Looked like he was about to write his last parking ticket.
Cheryl’s voice rang in his ears, taunting him.Too nice, huh?Yeah, well, this person was going to see just how nice he wasn’t.
He stood behind the light-blue convertible Bug and started writing down the tag numbers. If the owner didn’t show up in the next five minutes, he’d call for a tow truck. He did a mental tally of how much money this ill-advised decision was going to cost someone and let that figure soothe his anger.
He finished filling in the information before tearing off the ticket and tossing the book back into his car. He’d just thrust the ticket into the back pocket of his jeans, prepared to wait for the car’s owner, when a pretty chestnut-haired woman walked out of the liquor store with a box full of bottles. She acknowledged his presence behind her car with a quick nod then proceeded to place the box on the passenger seat of her vehicle. Looked like she was having one hell of a party.

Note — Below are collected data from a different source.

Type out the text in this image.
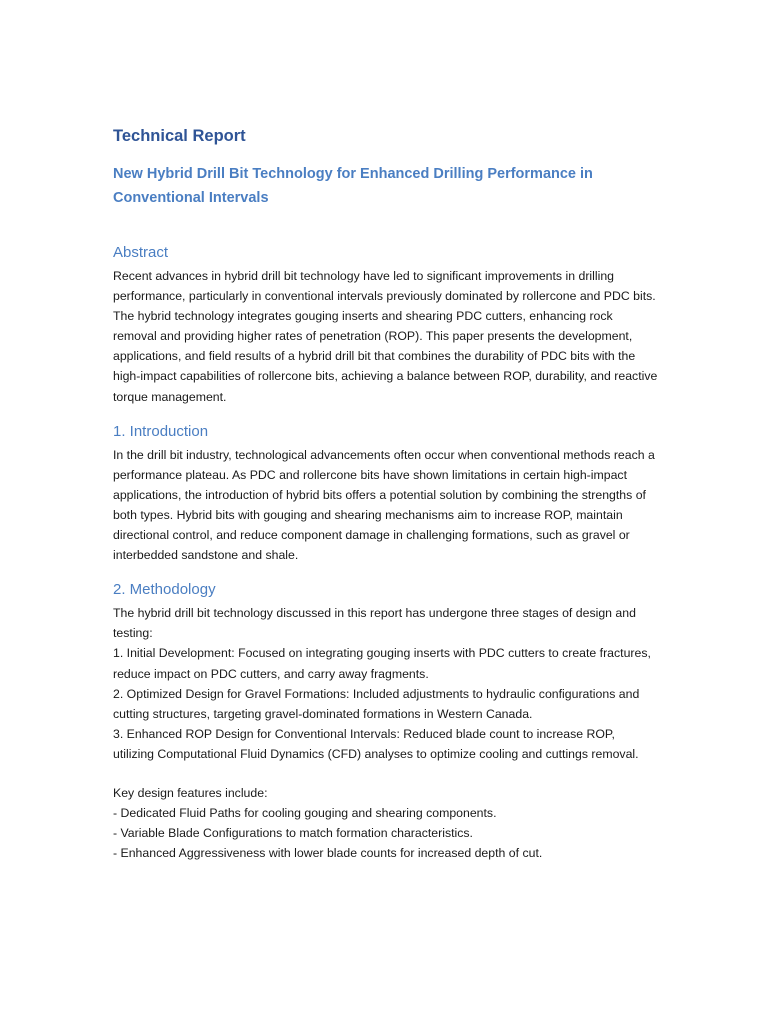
Technical Report
New Hybrid Drill Bit Technology for Enhanced Drilling Performance in
Conventional Intervals
Abstract

Recent advances in hybrid drill bit technology have led to significant improvements in drilling performance, particularly in conventional intervals previously dominated by rollercone and PDC bits. The hybrid technology integrates gouging inserts and shearing PDC cutters, enhancing rock removal and providing higher rates of penetration (ROP). This paper presents the development, applications, and field results of a hybrid drill bit that combines the durability of PDC bits with the high-impact capabilities of rollercone bits, achieving a balance between ROP, durability, and reactive torque management.

1. Introduction

In the drill bit industry, technological advancements often occur when conventional methods reach a performance plateau. As PDC and rollercone bits have shown limitations in certain high-impact applications, the introduction of hybrid bits offers a potential solution by combining the strengths of both types. Hybrid bits with gouging and shearing mechanisms aim to increase ROP, maintain directional control, and reduce component damage in challenging formations, such as gravel or interbedded sandstone and shale.

2. Methodology

The hybrid drill bit technology discussed in this report has undergone three stages of design and testing:

1. Initial Development: Focused on integrating gouging inserts with PDC cutters to create fractures, reduce impact on PDC cutters, and carry away fragments.

2. Optimized Design for Gravel Formations: Included adjustments to hydraulic configurations and cutting structures, targeting gravel-dominated formations in Western Canada.

3. Enhanced ROP Design for Conventional Intervals: Reduced blade count to increase ROP, utilizing Computational Fluid Dynamics (CFD) analyses to optimize cooling and cuttings removal.

Key design features include:
- Dedicated Fluid Paths for cooling gouging and shearing components.
- Variable Blade Configurations to match formation characteristics.
- Enhanced Aggressiveness with lower blade counts for increased depth of cut.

She was an extremely attractive woman. He ventured to guess she was in her late twenties. Her light suntan told him she was either a sun worshipper or no stranger to a tanning bed. She wasn’t thin, though he wouldn’t say she was overweight either. When she bent down, he was treated to a pretty nice view of her full, round ass. He forced himself to look away before he forgot his purpose.
When he didn’t move, she looked at him, her chocolate-brown eyes capturing his as she shrugged. “Parking is brutal in town these days.”
He nodded. She had no reason to suspect he was a cop. He was dressed in street clothing and driving his own car. There wasn’t anything to clue her in to how screwed she was.
“Double-parking is illegal.”
His comment stopped her for a second and she looked at his Camaro. “Oh my God, is that your car? I’m so sorry. I swear I circled the block twice looking for a spot. I knew I’d only be inside for a few minutes. You couldn’t have been waiting long, right?”